One can do similar analysis to figure out how big a signal to expect at ordinary conversational sound pressure levels (around 60dB):  60–94–42=–76db(V).  That corresponds to about a 160µV RMS or 450µV peak-to-peak signal.

I tried checking this with my electret mic, which is spec’ed at –44±2dB, so I should expect 60–94–44±2=–78±2dB, or 125µV RMS and 350µV peak-to-peak. Note that the spec sheet measures the sensitivity with a 2.2kΩ load and 3v power supply, but we can increase the sensitivity by increasing the load resistance.  I’m seeing about a 1mV signal on my scope, so (given that I’m not measuring the loudness of my voice), that seems about right.

I’ll have to have students read about sound pressure level, loudness, and decibels for them to be able to understand how to read the spec sheet, so these calculations should be put between the microphone lab and the first amplifier lab.  I’ll have them measure peak-to-peak amplitude for speech, and we’ll compare it (after the lab) with the spec sheet.  This could be introduced as part of a bigger lesson on reading spec sheets—particularly how reading and understanding specs can save a lot of empirical testing.

 

FFT on ATMega and BitScope

Yesterday, my son was thinking of adding a microphone to the design he is working on, and was considering adding a fast Fourier transform (FFT) to detect pitch.

He spent a few hours after his 10 a.m.–5 p.m. theater class reading about the FFT algorithm. He found an implementation of the FFT for an Arduino, which he tried reading along with the FFT explanations he found on the web.  I’m actually surprised the the Arduino was capable of doing an FFT, given the slowness of the processor.  It is true that the example code only does a 64-sample FFT with a sampling rate of 1kHz, using 8-bit samples and 16-bit integer arithmetic, but it is reported to do it at better than 10 FFTs per second.

I also pointed him to the Discrete Cosine Transform (DCT), which has somewhat smaller boundary artifacts, and can be computed about twice as fast, but he hasn’t had time to read that yet.  Somewhat surprisingly the DCT article in Wikipedia much better written than the general one on Fourier Transforms, which uses awkward notation and a rather dry, formal factoid dump.

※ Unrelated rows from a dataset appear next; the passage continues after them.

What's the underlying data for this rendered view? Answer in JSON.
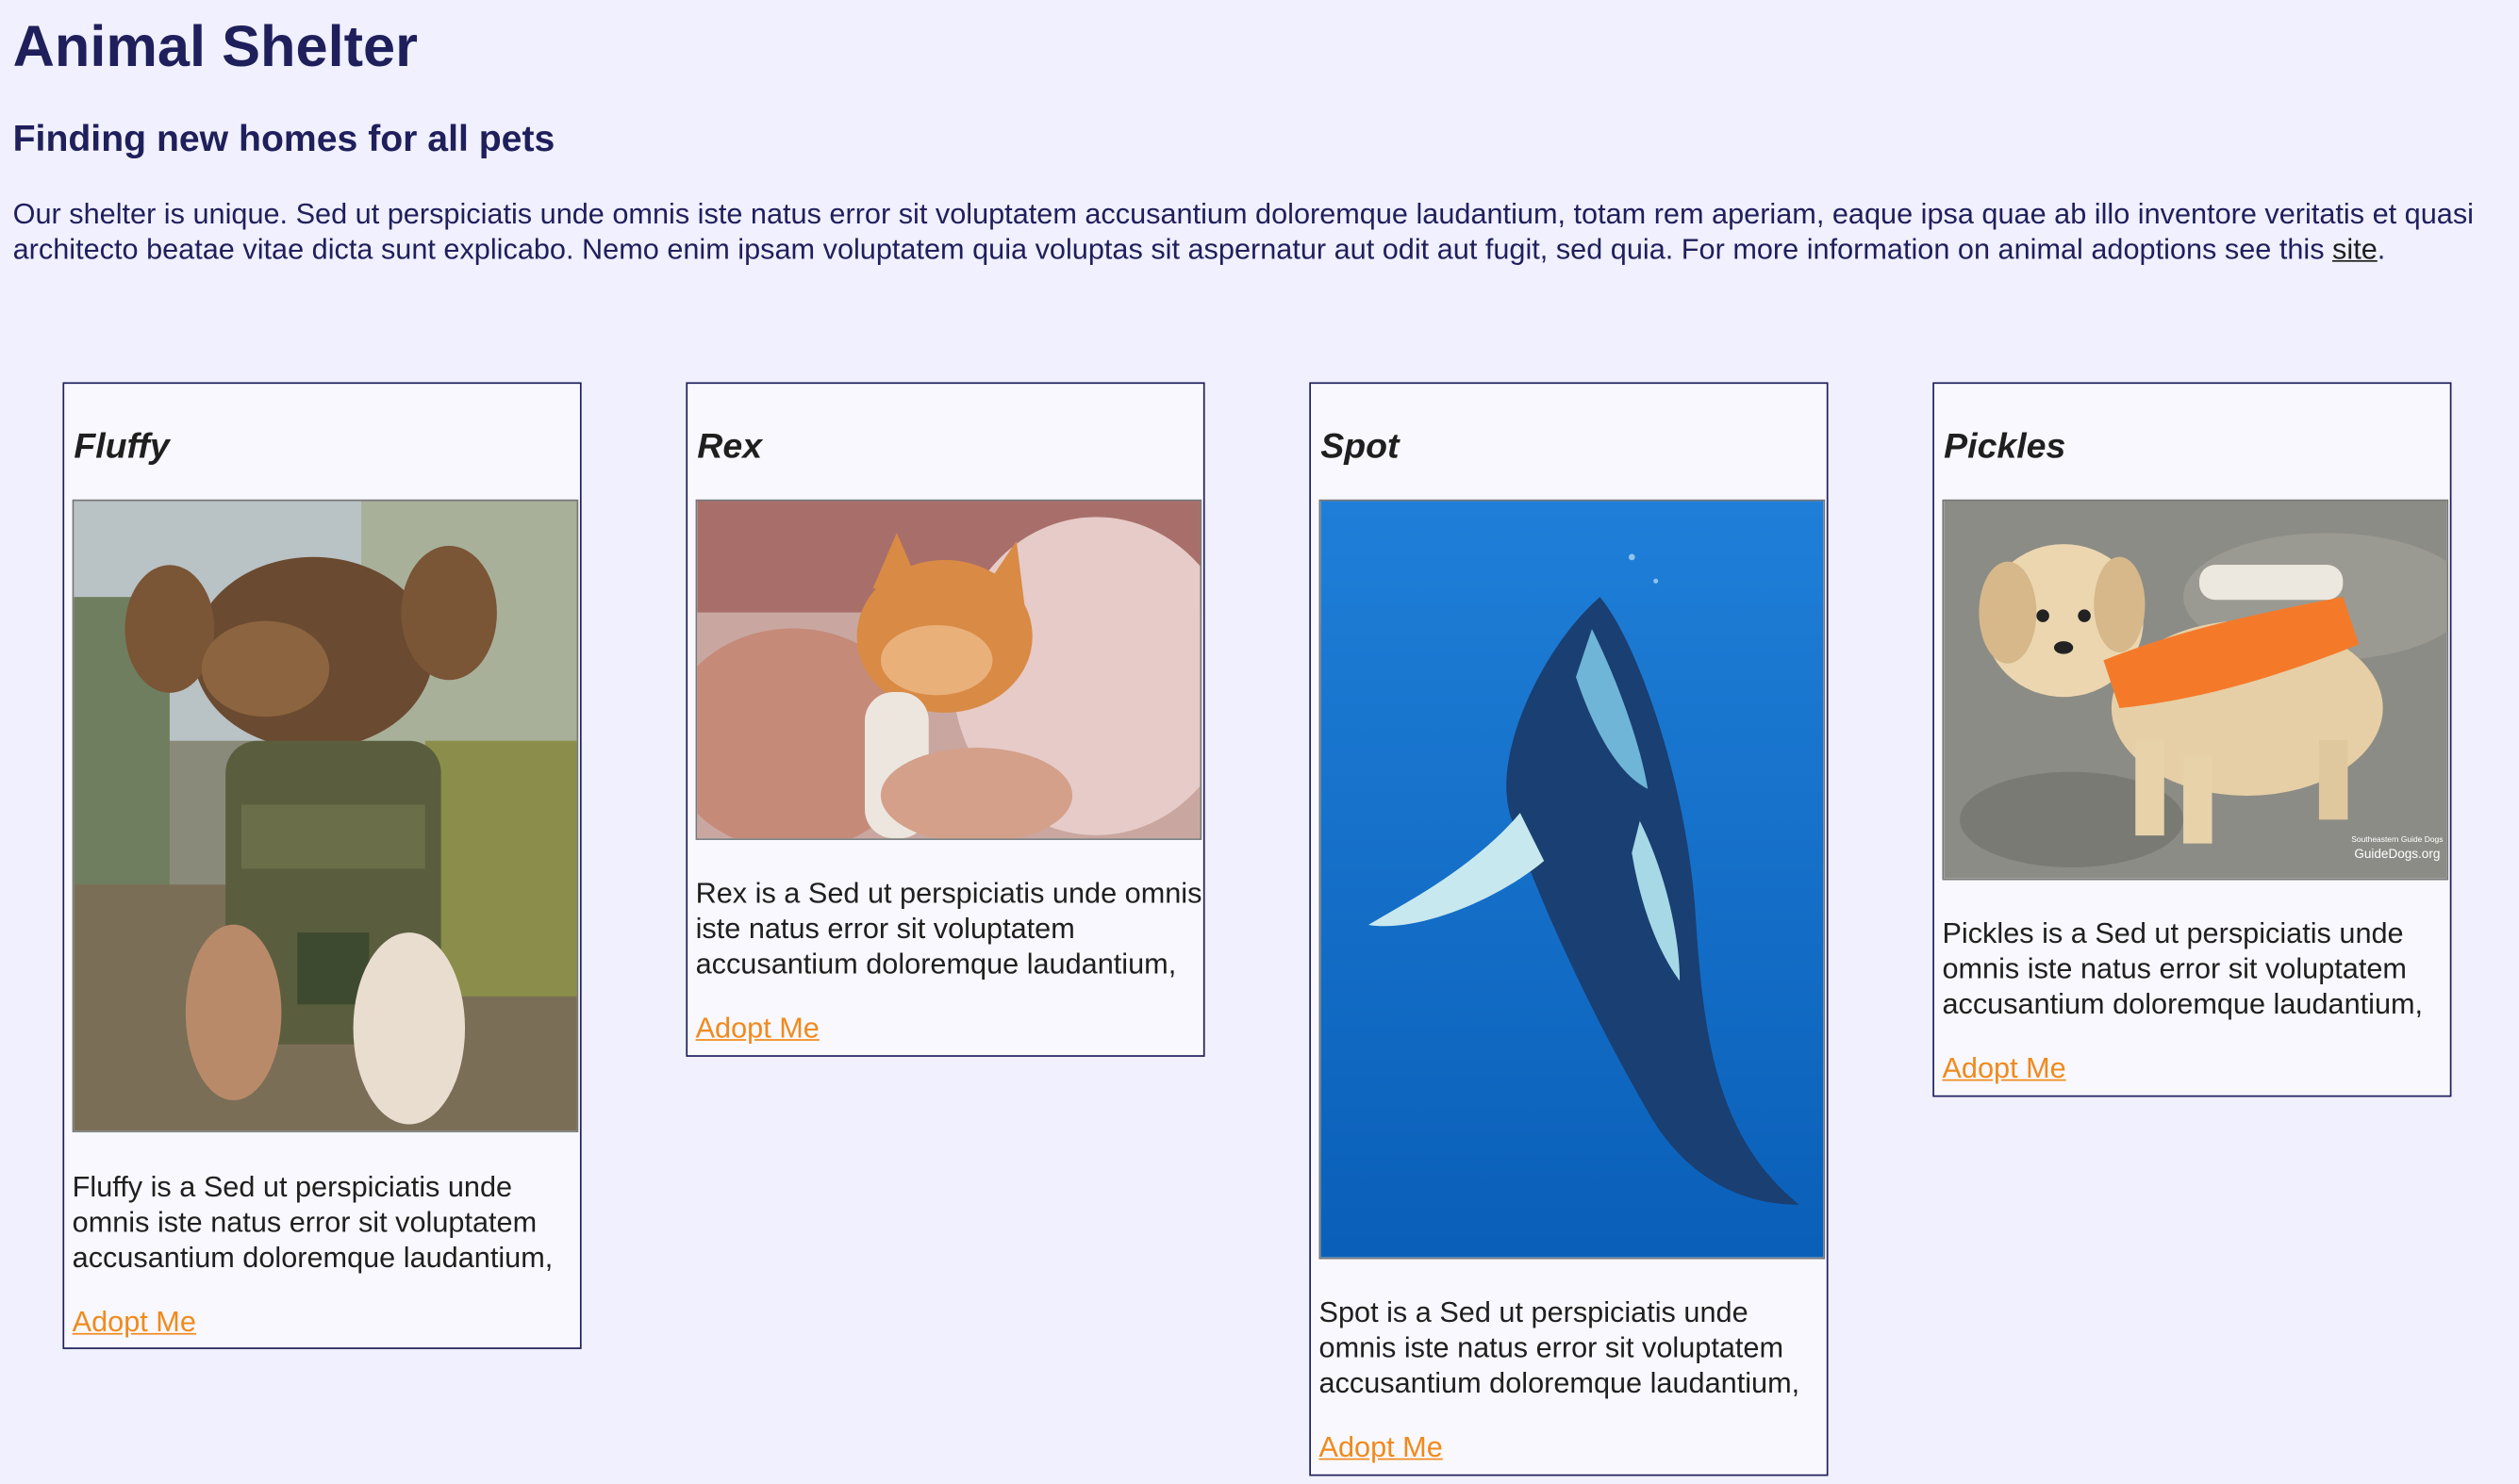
{
  "header": {
    "title": "Animal Shelter",
    "subtitle": "Finding new homes for all pets"
  },
  "intro": {
    "text": "Our shelter is unique. Sed ut perspiciatis unde omnis iste natus error sit voluptatem accusantium doloremque laudantium, totam rem aperiam, eaque ipsa quae ab illo inventore veritatis et quasi architecto beatae vitae dicta sunt explicabo. Nemo enim ipsam voluptatem quia voluptas sit aspernatur aut odit aut fugit, sed quia. For more information on animal adoptions see this ",
    "link_text": "site",
    "trailing": "."
  },
  "pets": [
    {
      "name": "Fluffy",
      "description": "Fluffy is a Sed ut perspiciatis unde omnis iste natus error sit voluptatem accusantium doloremque laudantium,",
      "adopt_label": "Adopt Me",
      "photo_icon": "chihuahua-in-vest-photo"
    },
    {
      "name": "Rex",
      "description": "Rex is a Sed ut perspiciatis unde omnis iste natus error sit voluptatem accusantium doloremque laudantium,",
      "adopt_label": "Adopt Me",
      "photo_icon": "kitten-bottle-feeding-photo"
    },
    {
      "name": "Spot",
      "description": "Spot is a Sed ut perspiciatis unde omnis iste natus error sit voluptatem accusantium doloremque laudantium,",
      "adopt_label": "Adopt Me",
      "photo_icon": "humpback-whale-photo"
    },
    {
      "name": "Pickles",
      "description": "Pickles is a Sed ut perspiciatis unde omnis iste natus error sit voluptatem accusantium doloremque laudantium,",
      "adopt_label": "Adopt Me",
      "photo_icon": "labrador-puppy-photo",
      "watermark": "Southeastern Guide Dogs GuideDogs.org"
    }
  ],
  "colors": {
    "background": "#f0f0fe",
    "heading": "#1f1f5c",
    "card_border": "#1f1f5c",
    "link": "#f08a1c"
  }
}
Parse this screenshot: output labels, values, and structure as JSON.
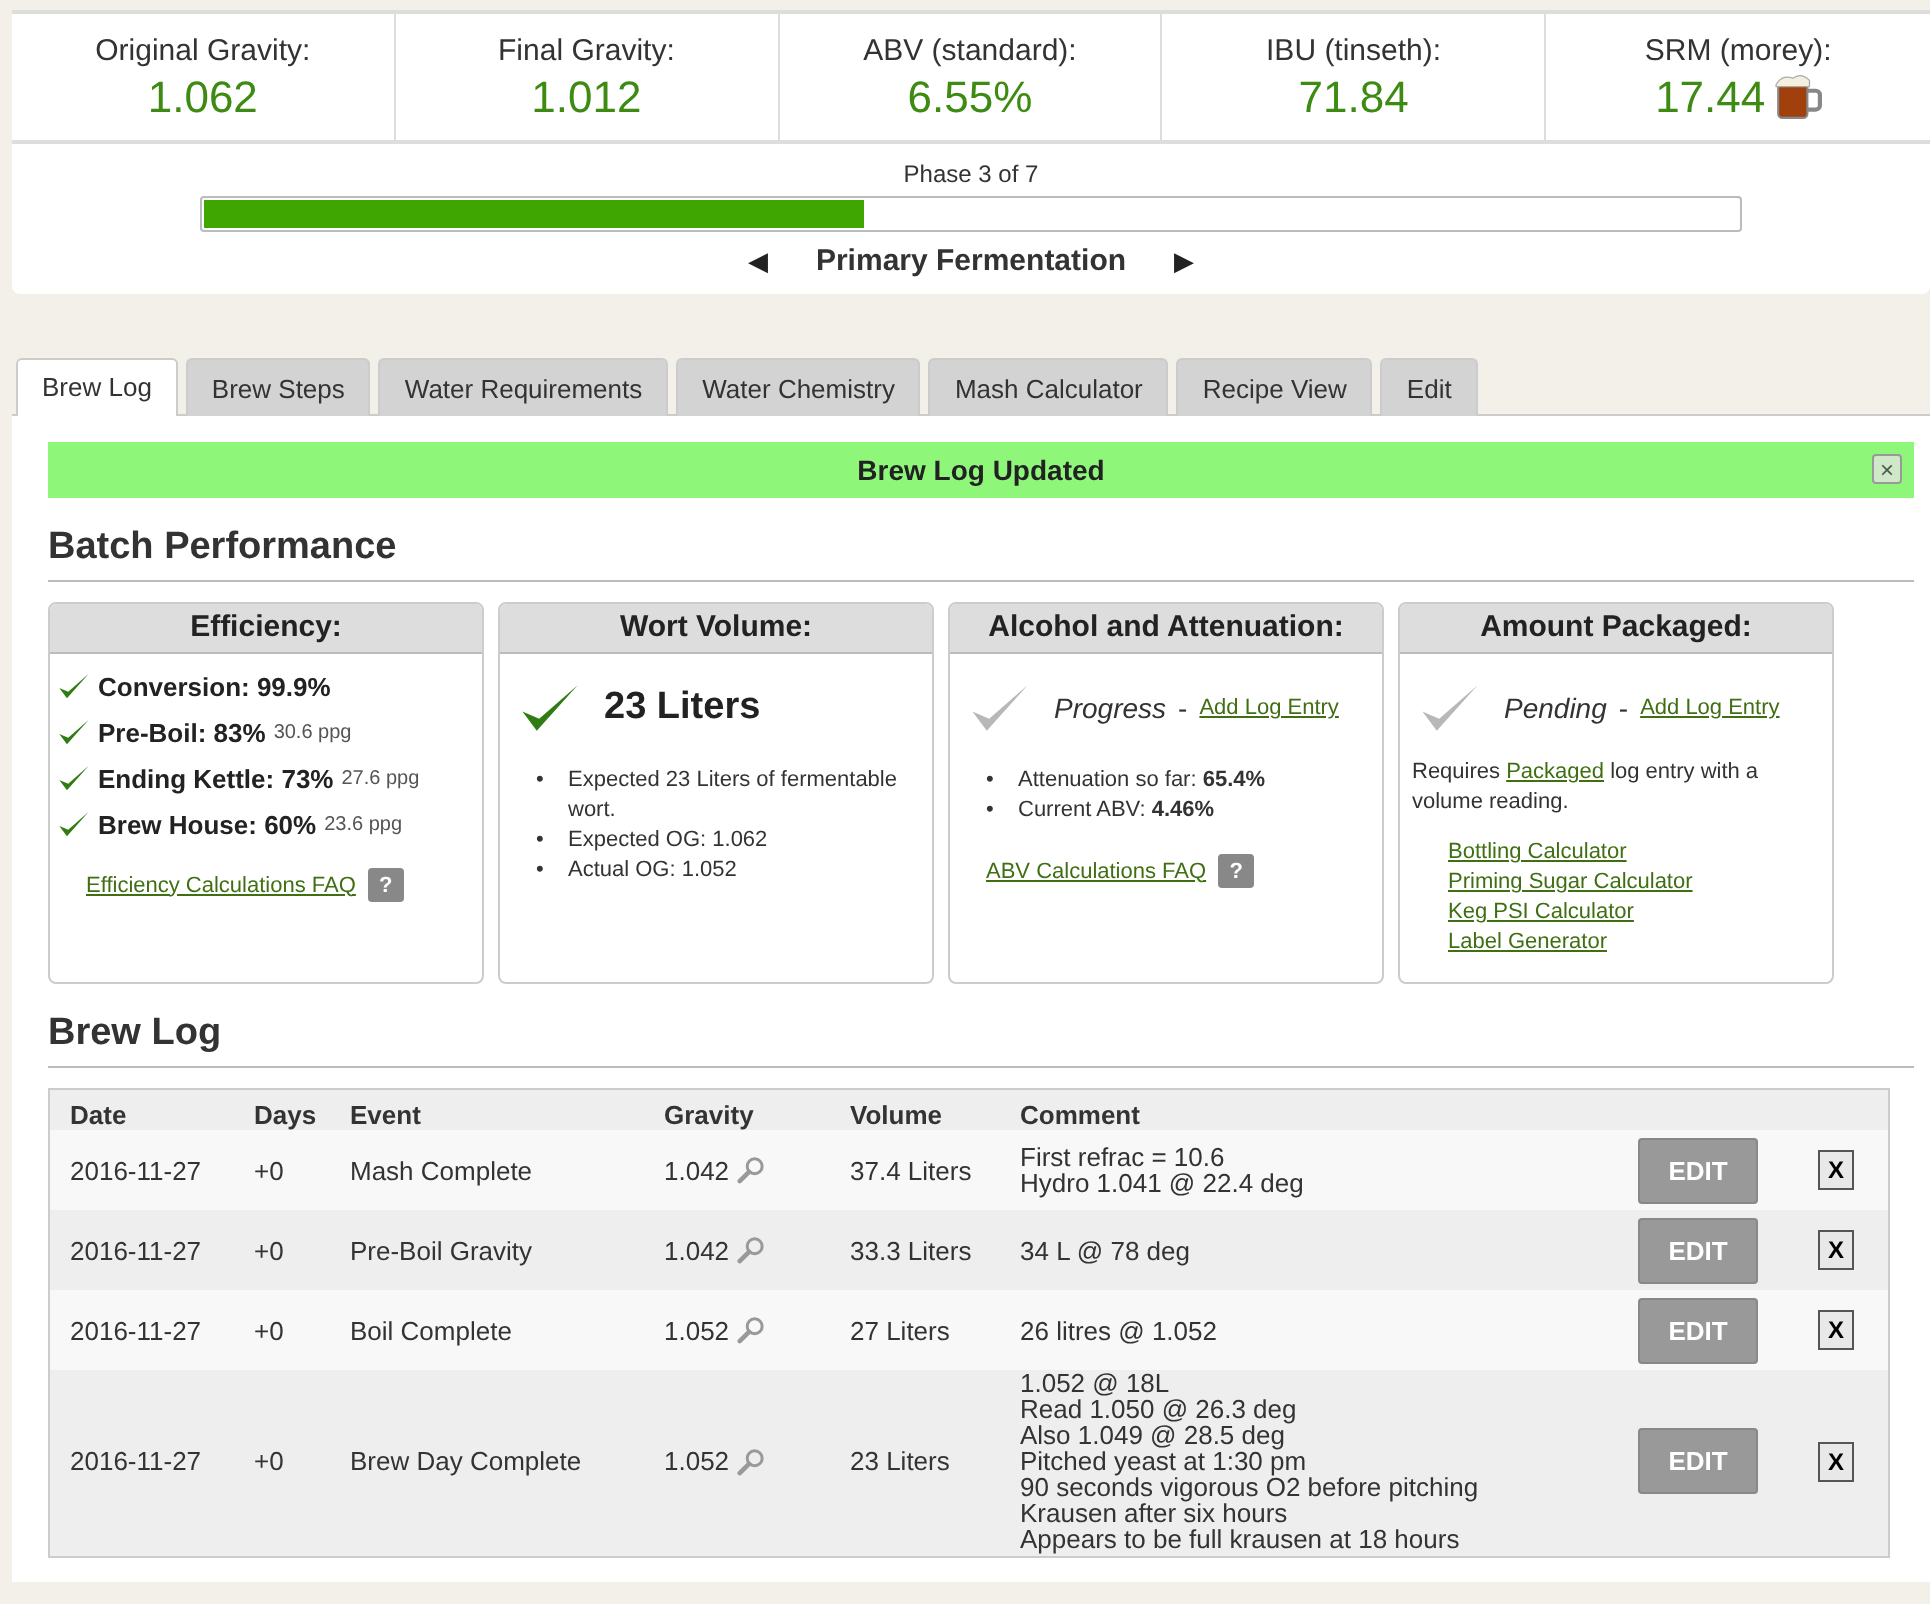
{
  "stats": [
    {
      "label": "Original Gravity:",
      "value": "1.062"
    },
    {
      "label": "Final Gravity:",
      "value": "1.012"
    },
    {
      "label": "ABV (standard):",
      "value": "6.55%"
    },
    {
      "label": "IBU (tinseth):",
      "value": "71.84"
    },
    {
      "label": "SRM (morey):",
      "value": "17.44",
      "color": "#a0400c"
    }
  ],
  "phase": {
    "text": "Phase 3 of 7",
    "level": 0.43,
    "prev": "◀",
    "name": "Primary Fermentation",
    "next": "▶"
  },
  "tabs": [
    {
      "label": "Brew Log",
      "selected": true
    },
    {
      "label": "Brew Steps",
      "selected": false
    },
    {
      "label": "Water Requirements",
      "selected": false
    },
    {
      "label": "Water Chemistry",
      "selected": false
    },
    {
      "label": "Mash Calculator",
      "selected": false
    },
    {
      "label": "Recipe View",
      "selected": false
    },
    {
      "label": "Edit",
      "selected": false
    }
  ],
  "notice": {
    "text": "Brew Log Updated",
    "close": "×"
  },
  "performance": {
    "title": "Batch Performance",
    "cards": [
      {
        "kind": "checklist",
        "title": "Efficiency:",
        "items": [
          {
            "text": "Conversion: 99.9%",
            "done": true
          },
          {
            "text": "Pre-Boil: 83%",
            "note": "30.6 ppg",
            "done": true
          },
          {
            "text": "Ending Kettle: 73%",
            "note": "27.6 ppg",
            "done": true
          },
          {
            "text": "Brew House: 60%",
            "note": "23.6 ppg",
            "done": true
          }
        ],
        "faq": "Efficiency Calculations FAQ",
        "help": "?"
      },
      {
        "kind": "headline",
        "title": "Wort Volume:",
        "done": true,
        "marker": "•",
        "headline": "23 Liters",
        "bullets": [
          "Expected 23 Liters of fermentable wort.",
          "Expected OG: 1.062",
          "Actual OG: 1.052"
        ]
      },
      {
        "kind": "status",
        "title": "Alcohol and Attenuation:",
        "done": false,
        "status": "Progress",
        "separator": "-",
        "link": "Add Log Entry",
        "marker": "•",
        "bullets": [
          "Attenuation so far: **65.4%**",
          "Current ABV: **4.46%**"
        ],
        "faq": "ABV Calculations FAQ",
        "help": "?"
      },
      {
        "kind": "status",
        "title": "Amount Packaged:",
        "done": false,
        "status": "Pending",
        "separator": "-",
        "link": "Add Log Entry",
        "note": {
          "before": "Requires ",
          "link": "Packaged",
          "after": " log entry with a volume reading."
        },
        "links": [
          "Bottling Calculator",
          "Priming Sugar Calculator",
          "Keg PSI Calculator",
          "Label Generator"
        ]
      }
    ]
  },
  "brew_log": {
    "title": "Brew Log",
    "columns": [
      "Date",
      "Days",
      "Event",
      "Gravity",
      "Volume",
      "Comment"
    ],
    "rows": [
      {
        "date": "2016-11-27",
        "days": "+0",
        "event": "Mash Complete",
        "gravity": "1.042",
        "volume": "37.4 Liters",
        "comment": [
          "First refrac = 10.6",
          "Hydro 1.041 @ 22.4 deg"
        ],
        "edit": "EDIT",
        "delete": "X"
      },
      {
        "date": "2016-11-27",
        "days": "+0",
        "event": "Pre-Boil Gravity",
        "gravity": "1.042",
        "volume": "33.3 Liters",
        "comment": [
          "34 L @ 78 deg"
        ],
        "edit": "EDIT",
        "delete": "X"
      },
      {
        "date": "2016-11-27",
        "days": "+0",
        "event": "Boil Complete",
        "gravity": "1.052",
        "volume": "27 Liters",
        "comment": [
          "26 litres @ 1.052"
        ],
        "edit": "EDIT",
        "delete": "X"
      },
      {
        "date": "2016-11-27",
        "days": "+0",
        "event": "Brew Day Complete",
        "gravity": "1.052",
        "volume": "23 Liters",
        "comment": [
          "1.052 @ 18L",
          "Read 1.050 @ 26.3 deg",
          "Also 1.049 @ 28.5 deg",
          "Pitched yeast at 1:30 pm",
          "90 seconds vigorous O2 before pitching",
          "Krausen after six hours",
          "Appears to be full krausen at 18 hours"
        ],
        "edit": "EDIT",
        "delete": "X"
      }
    ]
  }
}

I wanted to show him that FFT did not make pitch extraction trivial (at least not in real musical contexts), so I wired up a microphone and amplifier to my BitScope Pocket Analyzer and we turned on some Internet radio (our local public radio station, KUSP).  The complex mass of rapidly shifting peaks in the FFT made it clear that tracking a pitch would not be easy.  (I think that there are some useful pitch-extraction algorithms that are based on FFT, but they are not trivial.) I think I convinced him that he is better off trying to extract loudness than pitch, if he wants a useful control parameter for his device.

Incidentally, he spent some time yesterday looking for cheap electret microphones. There are quite a few on the market, but many of them say “hand solder only” on the datasheets—even some of the ones with just solder pads! There are mics that can be reflow soldered, but finding prices for them in the 100s is difficult—they mostly seem to be quotes from the manufacturers only. One promising one is the SiSonic SPQ2410HR5H-PD, which is only  3.76mm by 2.24mm and uses a ball grid array (it costs 92¢ in 100s, substantially more than 57¢ for the cheapest through-hole mic (though that needs to be hand soldered). CORRECTION 2013 July 10—that’s a MEMS silicon mic, not an electret.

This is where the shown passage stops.